After a hiring freeze set in place by the Christie administration, reports circulated of violent assaults on the rise at the hospitals and a severe shortage of psychiatrists and health care workers. Ann Klein Forensic Center in West Trenton was on the verge of losing accreditation. Greystone Park Psychiatric Hospital in Parsippany was no better. Before he left office, Christie commissioned a $750,000 report from an outside consultant. The results were just released and they highlight what many in the mental health community already knew.
“In last six years, the state closed three other major institutions — one for geriatric psychiatric patients and two for individuals with developmental disabilities. And as a result of that, the existing psychiatric hospital system, especially Greystone Park Psychiatric Hospital, became overcrowded,” said Robert Davison, CEO of the Mental Health Association of Essex and Morris Counties.
According to the state Health Department, key changes are already in place, including: $23 million for capital improvements and technology upgrades; the hiring of 220 new employees — 90 at Ann Klein Forensic Center and another 37 at Greystone Park; chief medical officers in place at all four hospitals; a 30 percent reduction in violent assaults to patients and staff across all systems in the first quarter of the year; and discharging 60 patients back to the community since January.

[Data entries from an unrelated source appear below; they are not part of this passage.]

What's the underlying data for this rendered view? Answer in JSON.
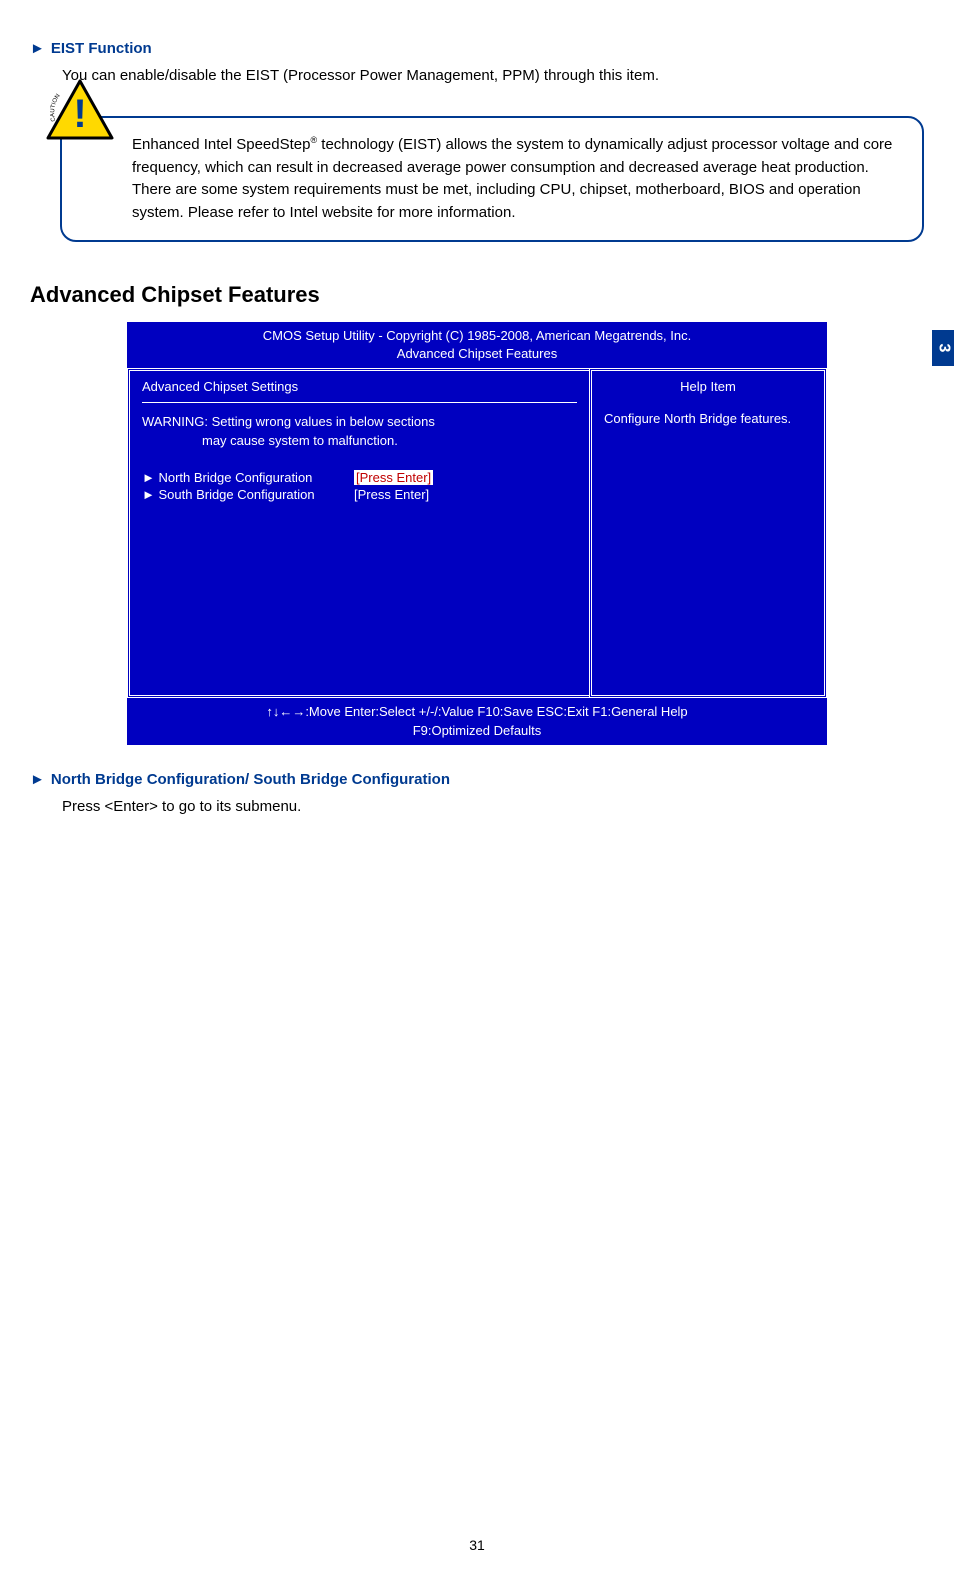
{
  "section1": {
    "header": "EIST Function",
    "body": "You can enable/disable the EIST (Processor Power Management, PPM) through this item."
  },
  "caution": {
    "label": "CAUTION",
    "text_pre": "Enhanced Intel SpeedStep",
    "text_post": " technology (EIST) allows the system to dynamically adjust processor voltage and core frequency, which can result in decreased average power consumption and decreased average heat production.  There are some system requirements must be met, including CPU, chipset, motherboard, BIOS and operation system. Please refer to Intel website for more information."
  },
  "heading": "Advanced Chipset Features",
  "bios": {
    "title_line1": "CMOS Setup Utility - Copyright (C) 1985-2008, American Megatrends, Inc.",
    "title_line2": "Advanced Chipset Features",
    "left_header": "Advanced Chipset Settings",
    "right_header": "Help Item",
    "warning_line1": "WARNING: Setting wrong values in below sections",
    "warning_line2": "may cause system to malfunction.",
    "items": [
      {
        "label": "North Bridge Configuration",
        "value": "[Press Enter]",
        "highlight": true
      },
      {
        "label": "South Bridge Configuration",
        "value": "[Press Enter]",
        "highlight": false
      }
    ],
    "help_text": "Configure North Bridge features.",
    "footer_line1": "↑↓←→:Move   Enter:Select    +/-/:Value   F10:Save   ESC:Exit    F1:General Help",
    "footer_line2": "F9:Optimized Defaults"
  },
  "section2": {
    "header": "North Bridge Configuration/ South Bridge Configuration",
    "body": "Press <Enter> to go to its submenu."
  },
  "side_tab": "3",
  "page_number": "31",
  "arrow": "►"
}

The CEO of Greystone Park Psychiatric Hospital, Tomika Carter, spoke to these changes.
“We recently have hired a medical director. We received a quality of improvement director, and most recent we have a new hire of a chief nursing operator. So our key leadership roles have been actually filled, which is great news,” Carter said.

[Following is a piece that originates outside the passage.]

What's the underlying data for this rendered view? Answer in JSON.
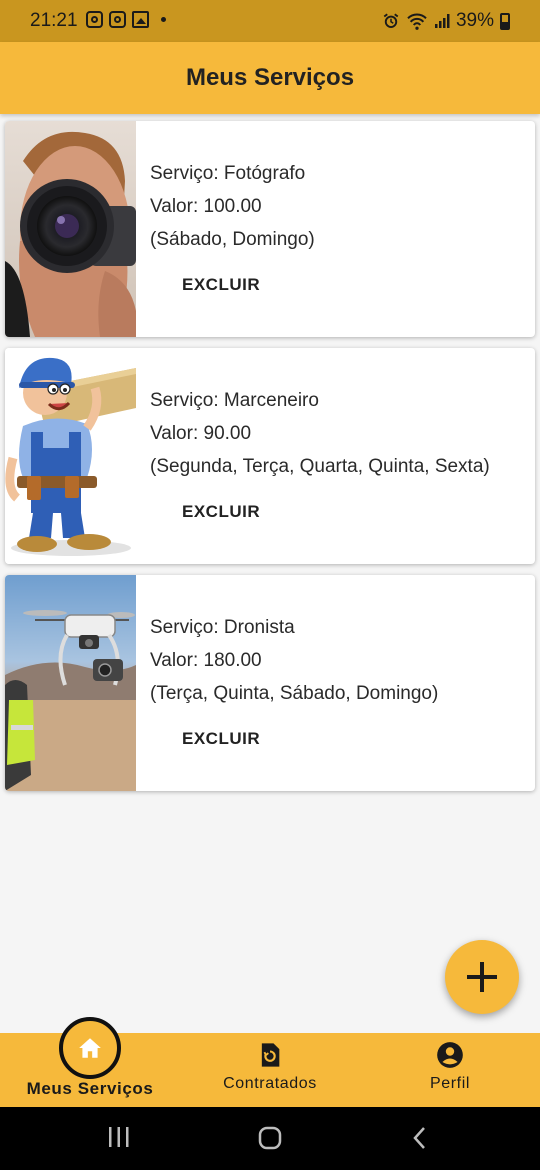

State senator and former governor Dick Codey is a longtime advocate for the mentally ill. Despite improvements, he’s still pushing the state to reopen a fifth facility.
“This commitment with real professionals knowing what they’re doing have started to turn around the system like I haven’t seen in many a decade,” he said. “I want to see the mix of geriatric patients with younger patients change. Younger patients tend to be, obviously, more violent and that’s a bad mix.”
That’s unlikely, though. The state says it’s focused on community reintegration, even as both the state and nation face a severe shortage of licensed psychiatric workers.
“By and large the focus of wellness and recovery is really moving our patients through their inpatient stay stabilizing them and connecting them to community care providers,” Hartel said.
The work has only just begun, and it’s going to take more than extra resources. The health commissioner says he wants to see a cultural shift around psychiatric hospitals so they’re not thought of as detention or correctional centers, but places for high-class rehabilitation.